Review by Danny Gaisin
When handing us our tickets from Theatre Ancaster’s box office; the lady behind the glass stated “You’ll really enjoy tonight; it’s good enough for any downtown stage!” After sitting through 2 ½ hours of intense vocal and terpsichorean talent; creative direction, and an impacting visual presentation, her observations were certainly not hyperbolic. “Back to the 80’s” is a delightful trip; & a reminiscent voyage…not a ‘trip’ in the colloquial of the era!
The period was memorable on many levels; the Cold War ended; Iran & Iraq hammered each other; we saw Granada invaded; Tiananmen & Challenger; we witnessed Mt. St. Helens and Chernobyl and listened to Reagan and Gorbachev. Lennon, Sadat, Indira and Palma were all killed; Ronnie and Thatcher were luckier. We bought Commodore 64’s and Mac 128K’s (the ultimate) computers. Folks carried Walkmans™; boom boxes and rented Betamax™. Your humble scribe was young & active enough to compete internationally in yacht races. Today, I couldn’t climb over a bow pulpit to get on board.
We all watched ‘Seinfeld’; and laughed at ‘Night Court’. We enjoyed the subtlety of ‘Three’s Company’ & learned ‘The Facts of Life’. Remember the red Ferrari of ‘Magnum P.I.’? Musically, MTV brought us video’s and the most influential performers were Houston and Madonna. Hard Rock and Heavy Metal came into the fore with groups such as Def Leppard; KISS and AC/DC. Many of the above are recalled, tributed and appreciated by the Ancaster production team.
Director Jim Broadley has wisely avoided distracting sets in order to concentrate on his cast and their interpretations of the era’s big hits.

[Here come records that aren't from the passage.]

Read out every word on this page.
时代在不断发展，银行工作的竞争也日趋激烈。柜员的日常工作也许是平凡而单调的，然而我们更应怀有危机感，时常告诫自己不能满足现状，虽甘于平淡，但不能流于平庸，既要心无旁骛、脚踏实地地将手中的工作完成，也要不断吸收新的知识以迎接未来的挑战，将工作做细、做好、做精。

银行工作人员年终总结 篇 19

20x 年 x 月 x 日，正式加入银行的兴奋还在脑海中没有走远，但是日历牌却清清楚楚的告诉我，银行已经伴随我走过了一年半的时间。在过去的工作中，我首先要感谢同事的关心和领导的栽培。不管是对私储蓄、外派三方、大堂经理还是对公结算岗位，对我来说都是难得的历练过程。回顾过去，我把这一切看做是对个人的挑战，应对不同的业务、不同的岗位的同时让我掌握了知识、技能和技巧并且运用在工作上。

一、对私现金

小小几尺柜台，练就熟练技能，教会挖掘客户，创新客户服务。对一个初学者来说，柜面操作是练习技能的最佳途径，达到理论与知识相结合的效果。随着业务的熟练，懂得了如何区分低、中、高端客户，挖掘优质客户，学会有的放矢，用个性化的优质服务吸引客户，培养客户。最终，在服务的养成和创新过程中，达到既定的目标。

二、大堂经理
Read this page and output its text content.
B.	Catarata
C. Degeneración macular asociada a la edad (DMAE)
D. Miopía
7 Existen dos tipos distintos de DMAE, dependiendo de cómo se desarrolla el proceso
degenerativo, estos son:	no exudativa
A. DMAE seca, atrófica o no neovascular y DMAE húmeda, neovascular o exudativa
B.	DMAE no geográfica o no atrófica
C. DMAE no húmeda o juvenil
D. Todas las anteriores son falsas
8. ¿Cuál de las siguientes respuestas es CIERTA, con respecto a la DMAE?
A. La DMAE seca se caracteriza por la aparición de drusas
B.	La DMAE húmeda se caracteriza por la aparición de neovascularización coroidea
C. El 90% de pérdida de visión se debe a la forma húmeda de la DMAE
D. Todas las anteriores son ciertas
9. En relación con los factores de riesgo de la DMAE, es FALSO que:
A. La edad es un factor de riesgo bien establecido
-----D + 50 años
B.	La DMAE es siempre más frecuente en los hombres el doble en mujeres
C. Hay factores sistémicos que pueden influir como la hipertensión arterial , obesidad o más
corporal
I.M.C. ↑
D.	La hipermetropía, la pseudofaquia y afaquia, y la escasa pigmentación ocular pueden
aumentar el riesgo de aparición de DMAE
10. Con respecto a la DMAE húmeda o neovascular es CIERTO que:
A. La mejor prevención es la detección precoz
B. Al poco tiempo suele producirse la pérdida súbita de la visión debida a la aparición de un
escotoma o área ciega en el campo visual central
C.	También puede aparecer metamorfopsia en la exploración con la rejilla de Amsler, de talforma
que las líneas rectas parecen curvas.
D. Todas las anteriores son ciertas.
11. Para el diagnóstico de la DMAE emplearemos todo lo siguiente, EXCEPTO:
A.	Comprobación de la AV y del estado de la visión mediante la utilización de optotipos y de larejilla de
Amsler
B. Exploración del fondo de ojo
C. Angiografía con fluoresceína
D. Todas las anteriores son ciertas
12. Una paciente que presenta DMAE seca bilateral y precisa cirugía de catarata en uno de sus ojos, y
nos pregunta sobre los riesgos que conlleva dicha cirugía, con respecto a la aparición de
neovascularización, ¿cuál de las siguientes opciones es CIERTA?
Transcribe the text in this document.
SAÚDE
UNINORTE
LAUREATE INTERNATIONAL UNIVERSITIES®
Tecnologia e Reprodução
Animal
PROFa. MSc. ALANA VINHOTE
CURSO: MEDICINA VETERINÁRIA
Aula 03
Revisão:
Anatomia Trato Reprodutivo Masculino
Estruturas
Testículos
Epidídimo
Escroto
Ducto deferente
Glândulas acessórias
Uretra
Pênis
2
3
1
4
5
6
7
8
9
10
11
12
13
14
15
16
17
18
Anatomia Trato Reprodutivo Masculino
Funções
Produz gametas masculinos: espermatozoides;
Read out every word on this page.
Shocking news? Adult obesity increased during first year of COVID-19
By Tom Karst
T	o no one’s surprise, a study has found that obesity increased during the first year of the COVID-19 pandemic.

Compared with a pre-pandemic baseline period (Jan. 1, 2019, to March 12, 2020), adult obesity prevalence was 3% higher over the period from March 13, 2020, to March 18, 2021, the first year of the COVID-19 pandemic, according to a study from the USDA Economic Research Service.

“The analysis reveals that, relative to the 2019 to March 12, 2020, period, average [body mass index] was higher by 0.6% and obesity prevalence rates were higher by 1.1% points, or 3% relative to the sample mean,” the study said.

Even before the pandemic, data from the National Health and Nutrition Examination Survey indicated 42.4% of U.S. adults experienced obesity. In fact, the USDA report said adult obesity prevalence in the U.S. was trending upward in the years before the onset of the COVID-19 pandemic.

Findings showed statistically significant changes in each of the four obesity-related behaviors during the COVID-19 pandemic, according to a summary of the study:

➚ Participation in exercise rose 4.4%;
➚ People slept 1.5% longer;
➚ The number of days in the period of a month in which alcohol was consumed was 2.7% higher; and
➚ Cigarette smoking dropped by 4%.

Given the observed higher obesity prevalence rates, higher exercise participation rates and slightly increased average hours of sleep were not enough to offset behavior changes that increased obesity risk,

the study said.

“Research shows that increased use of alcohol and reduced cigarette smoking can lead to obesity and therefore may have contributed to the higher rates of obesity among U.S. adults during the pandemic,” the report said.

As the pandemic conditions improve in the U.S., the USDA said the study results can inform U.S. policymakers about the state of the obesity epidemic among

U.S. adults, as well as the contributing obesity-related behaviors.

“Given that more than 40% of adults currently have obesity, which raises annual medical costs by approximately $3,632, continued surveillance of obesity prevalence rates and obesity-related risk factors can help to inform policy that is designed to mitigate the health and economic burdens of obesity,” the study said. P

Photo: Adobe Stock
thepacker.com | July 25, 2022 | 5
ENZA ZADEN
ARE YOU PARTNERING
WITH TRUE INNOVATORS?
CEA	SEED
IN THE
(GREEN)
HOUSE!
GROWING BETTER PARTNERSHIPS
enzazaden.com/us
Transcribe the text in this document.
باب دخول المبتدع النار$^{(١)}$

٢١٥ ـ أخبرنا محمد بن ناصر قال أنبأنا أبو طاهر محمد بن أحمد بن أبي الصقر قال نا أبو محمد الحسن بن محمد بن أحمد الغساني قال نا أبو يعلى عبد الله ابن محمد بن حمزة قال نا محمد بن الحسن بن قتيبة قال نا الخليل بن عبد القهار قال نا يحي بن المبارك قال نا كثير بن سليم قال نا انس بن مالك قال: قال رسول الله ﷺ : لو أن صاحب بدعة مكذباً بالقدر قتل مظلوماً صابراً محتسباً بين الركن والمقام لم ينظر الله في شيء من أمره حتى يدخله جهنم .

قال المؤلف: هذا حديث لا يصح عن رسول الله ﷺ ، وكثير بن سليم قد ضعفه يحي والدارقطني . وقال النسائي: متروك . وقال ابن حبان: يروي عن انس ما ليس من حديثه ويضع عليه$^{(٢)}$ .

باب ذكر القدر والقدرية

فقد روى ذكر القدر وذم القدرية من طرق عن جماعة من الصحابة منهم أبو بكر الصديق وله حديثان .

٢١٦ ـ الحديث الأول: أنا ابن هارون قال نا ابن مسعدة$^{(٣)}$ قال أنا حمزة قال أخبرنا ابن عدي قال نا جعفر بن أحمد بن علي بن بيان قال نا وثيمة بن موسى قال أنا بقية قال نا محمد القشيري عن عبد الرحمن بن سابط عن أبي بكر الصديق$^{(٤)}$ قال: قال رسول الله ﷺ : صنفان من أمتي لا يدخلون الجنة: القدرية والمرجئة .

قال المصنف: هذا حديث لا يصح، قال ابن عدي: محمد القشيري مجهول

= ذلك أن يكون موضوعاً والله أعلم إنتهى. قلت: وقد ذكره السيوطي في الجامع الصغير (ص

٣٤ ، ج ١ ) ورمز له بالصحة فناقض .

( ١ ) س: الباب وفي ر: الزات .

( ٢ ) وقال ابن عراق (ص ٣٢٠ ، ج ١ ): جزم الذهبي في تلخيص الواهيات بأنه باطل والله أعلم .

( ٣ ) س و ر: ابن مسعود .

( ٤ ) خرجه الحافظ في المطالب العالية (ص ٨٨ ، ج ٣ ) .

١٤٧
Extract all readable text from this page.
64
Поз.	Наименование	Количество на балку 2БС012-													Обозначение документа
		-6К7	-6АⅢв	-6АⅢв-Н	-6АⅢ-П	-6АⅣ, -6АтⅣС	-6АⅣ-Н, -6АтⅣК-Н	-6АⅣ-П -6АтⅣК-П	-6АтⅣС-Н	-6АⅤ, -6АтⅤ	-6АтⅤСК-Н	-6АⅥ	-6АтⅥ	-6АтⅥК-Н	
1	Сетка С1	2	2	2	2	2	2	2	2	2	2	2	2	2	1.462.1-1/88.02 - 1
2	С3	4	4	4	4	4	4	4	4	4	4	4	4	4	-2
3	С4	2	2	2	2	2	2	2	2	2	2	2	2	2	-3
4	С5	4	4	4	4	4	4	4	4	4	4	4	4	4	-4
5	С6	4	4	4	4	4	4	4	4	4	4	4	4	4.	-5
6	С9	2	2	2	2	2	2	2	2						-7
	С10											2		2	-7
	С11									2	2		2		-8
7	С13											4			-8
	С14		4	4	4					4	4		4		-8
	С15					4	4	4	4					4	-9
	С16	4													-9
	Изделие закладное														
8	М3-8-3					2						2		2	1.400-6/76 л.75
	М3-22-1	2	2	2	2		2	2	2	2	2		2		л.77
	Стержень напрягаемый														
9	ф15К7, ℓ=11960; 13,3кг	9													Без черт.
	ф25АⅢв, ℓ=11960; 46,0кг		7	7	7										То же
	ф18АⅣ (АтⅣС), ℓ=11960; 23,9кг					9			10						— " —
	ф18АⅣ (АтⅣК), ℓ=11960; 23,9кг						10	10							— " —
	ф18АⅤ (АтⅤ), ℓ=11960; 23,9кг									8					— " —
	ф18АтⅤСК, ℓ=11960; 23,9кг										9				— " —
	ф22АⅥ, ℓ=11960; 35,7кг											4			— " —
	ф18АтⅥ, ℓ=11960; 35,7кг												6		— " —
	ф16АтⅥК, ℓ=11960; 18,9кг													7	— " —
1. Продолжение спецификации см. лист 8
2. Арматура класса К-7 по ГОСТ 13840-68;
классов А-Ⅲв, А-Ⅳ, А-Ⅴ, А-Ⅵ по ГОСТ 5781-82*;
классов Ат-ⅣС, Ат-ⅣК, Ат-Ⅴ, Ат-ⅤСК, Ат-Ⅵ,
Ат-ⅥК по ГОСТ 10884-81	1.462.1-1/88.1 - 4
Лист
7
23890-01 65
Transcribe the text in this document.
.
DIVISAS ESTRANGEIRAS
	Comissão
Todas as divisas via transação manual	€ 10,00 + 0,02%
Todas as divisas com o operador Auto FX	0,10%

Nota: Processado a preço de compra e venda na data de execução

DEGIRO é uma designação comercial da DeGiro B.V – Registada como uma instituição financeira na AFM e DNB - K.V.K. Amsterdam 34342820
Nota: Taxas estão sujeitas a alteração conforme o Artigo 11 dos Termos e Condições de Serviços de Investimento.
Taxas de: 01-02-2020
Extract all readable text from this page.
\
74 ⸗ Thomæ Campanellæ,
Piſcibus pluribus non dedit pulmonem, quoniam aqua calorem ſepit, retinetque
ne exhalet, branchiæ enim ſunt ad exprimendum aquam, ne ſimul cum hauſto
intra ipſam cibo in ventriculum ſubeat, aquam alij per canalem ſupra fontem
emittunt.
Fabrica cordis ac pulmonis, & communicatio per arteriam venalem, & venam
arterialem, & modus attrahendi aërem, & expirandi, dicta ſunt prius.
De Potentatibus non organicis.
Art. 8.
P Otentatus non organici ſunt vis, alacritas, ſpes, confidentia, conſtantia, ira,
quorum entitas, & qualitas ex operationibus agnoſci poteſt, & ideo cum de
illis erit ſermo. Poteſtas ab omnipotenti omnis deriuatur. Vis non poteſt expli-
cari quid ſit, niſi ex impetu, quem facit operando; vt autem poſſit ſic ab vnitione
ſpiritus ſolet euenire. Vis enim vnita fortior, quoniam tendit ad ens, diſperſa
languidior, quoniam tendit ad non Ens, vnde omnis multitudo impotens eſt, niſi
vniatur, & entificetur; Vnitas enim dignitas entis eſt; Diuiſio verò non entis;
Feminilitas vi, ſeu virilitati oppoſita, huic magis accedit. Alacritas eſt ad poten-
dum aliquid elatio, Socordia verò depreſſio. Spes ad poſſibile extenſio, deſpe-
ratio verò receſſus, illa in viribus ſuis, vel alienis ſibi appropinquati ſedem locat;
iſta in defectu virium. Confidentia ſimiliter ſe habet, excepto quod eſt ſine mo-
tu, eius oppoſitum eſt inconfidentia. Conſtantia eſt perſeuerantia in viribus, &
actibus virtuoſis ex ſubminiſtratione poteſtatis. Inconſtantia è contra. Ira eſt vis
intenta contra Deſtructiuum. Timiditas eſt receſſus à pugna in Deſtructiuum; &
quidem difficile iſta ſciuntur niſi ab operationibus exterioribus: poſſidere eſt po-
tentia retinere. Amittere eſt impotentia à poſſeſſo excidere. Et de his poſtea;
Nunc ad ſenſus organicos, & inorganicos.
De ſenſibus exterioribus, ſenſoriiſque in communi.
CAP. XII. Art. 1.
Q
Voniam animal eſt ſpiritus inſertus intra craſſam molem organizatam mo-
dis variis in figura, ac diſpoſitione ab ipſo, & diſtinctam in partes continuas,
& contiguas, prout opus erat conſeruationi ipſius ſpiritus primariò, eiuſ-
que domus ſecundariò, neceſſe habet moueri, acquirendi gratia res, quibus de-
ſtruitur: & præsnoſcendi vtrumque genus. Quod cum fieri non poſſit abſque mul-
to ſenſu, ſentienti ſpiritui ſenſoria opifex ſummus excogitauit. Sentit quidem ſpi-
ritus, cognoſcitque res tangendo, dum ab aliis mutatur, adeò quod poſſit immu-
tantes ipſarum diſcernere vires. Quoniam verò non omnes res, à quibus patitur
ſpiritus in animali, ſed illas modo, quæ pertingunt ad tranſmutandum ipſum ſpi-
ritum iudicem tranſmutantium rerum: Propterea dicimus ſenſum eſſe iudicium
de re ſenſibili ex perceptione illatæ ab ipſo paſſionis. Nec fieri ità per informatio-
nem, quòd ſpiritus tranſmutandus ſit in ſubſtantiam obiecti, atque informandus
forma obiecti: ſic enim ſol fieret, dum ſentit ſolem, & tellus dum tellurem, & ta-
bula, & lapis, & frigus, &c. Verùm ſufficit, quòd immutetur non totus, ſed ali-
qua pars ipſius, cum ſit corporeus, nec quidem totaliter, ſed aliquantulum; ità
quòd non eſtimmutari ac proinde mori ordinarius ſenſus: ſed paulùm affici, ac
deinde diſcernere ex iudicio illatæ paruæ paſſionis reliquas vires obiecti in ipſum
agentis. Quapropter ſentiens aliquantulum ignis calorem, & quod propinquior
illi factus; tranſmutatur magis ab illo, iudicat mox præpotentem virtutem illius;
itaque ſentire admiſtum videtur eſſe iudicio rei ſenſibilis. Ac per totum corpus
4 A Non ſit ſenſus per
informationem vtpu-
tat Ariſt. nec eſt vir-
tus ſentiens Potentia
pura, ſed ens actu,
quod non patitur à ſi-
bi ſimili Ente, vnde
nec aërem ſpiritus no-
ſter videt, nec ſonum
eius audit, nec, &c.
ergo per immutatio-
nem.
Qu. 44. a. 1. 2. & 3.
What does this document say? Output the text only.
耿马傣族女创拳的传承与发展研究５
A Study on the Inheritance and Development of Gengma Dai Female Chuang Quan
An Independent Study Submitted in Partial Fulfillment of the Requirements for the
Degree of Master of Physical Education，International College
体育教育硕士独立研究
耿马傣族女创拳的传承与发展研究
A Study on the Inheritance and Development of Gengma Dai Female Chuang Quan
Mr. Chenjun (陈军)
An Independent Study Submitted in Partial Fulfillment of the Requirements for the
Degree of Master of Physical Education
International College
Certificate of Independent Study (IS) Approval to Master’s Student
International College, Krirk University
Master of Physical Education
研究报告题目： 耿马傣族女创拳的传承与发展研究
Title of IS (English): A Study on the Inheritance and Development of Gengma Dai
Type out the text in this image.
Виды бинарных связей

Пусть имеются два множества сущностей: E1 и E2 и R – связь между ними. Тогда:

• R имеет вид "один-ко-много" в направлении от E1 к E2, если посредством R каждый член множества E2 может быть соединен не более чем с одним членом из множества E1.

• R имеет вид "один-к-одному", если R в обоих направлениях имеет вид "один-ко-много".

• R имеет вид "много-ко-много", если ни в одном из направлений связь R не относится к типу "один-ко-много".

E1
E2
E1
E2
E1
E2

There is a slight attempt to emulate the look of the original artists but Broadley seems to emphasize the essence or spirit rather than mimicry. Having projected videos of the initial performances lets the audience immediately recall the originators. Costumes, make-up and especially the intricate choreography reflect the style that began the millennial generation. Broadley incorporates the Bee Gee’s insignia ambulatory activities to underscore musical solo riffs. Having the musicians under Colin Lapsley visibly perform stage-rear adds immediacy to each performance. Even the special lighting-effects evoke the period. The singers, whether soloists or ensemble participate in choreographer Angela Broadley’s creations which demand stamina and synchronization; thus double & triple threat performers are de rigeuer.
The definitive scene-stealers are the twenty-two munchkins who comprise the Youth Chorus. They simply reek of dedication, enterprise and focus. There is never a misstep or falter, and their contribution to the U2 number or ‘Living Years’ performance is full measure. The adult soloists are about as professional as one gets. Standouts are Stacy Bishop, especially in her ‘Bangles’ interpretation; Adam French, whose ‘Living Years’ with the kiddies is a highlight, only outdone by his Lionel Richie – “All Night Long” number; and Jessica Cano ‘s “Cold Hearted”. The director himself demonstrates vocal ability in Night Ranger’s remarkable ‘Sister Christian”.
Almost all positives, however- the ‘Billie Jean’ staging goes on interminably. Madonna’s “Like A Prayer’ closes the show but this scribe went home humming the Act I “All Night Long” offering. It’s also good theatre-goer advice…’Raise the Roof and have some fun’. We did! This would have made a super STAGE WEST offering.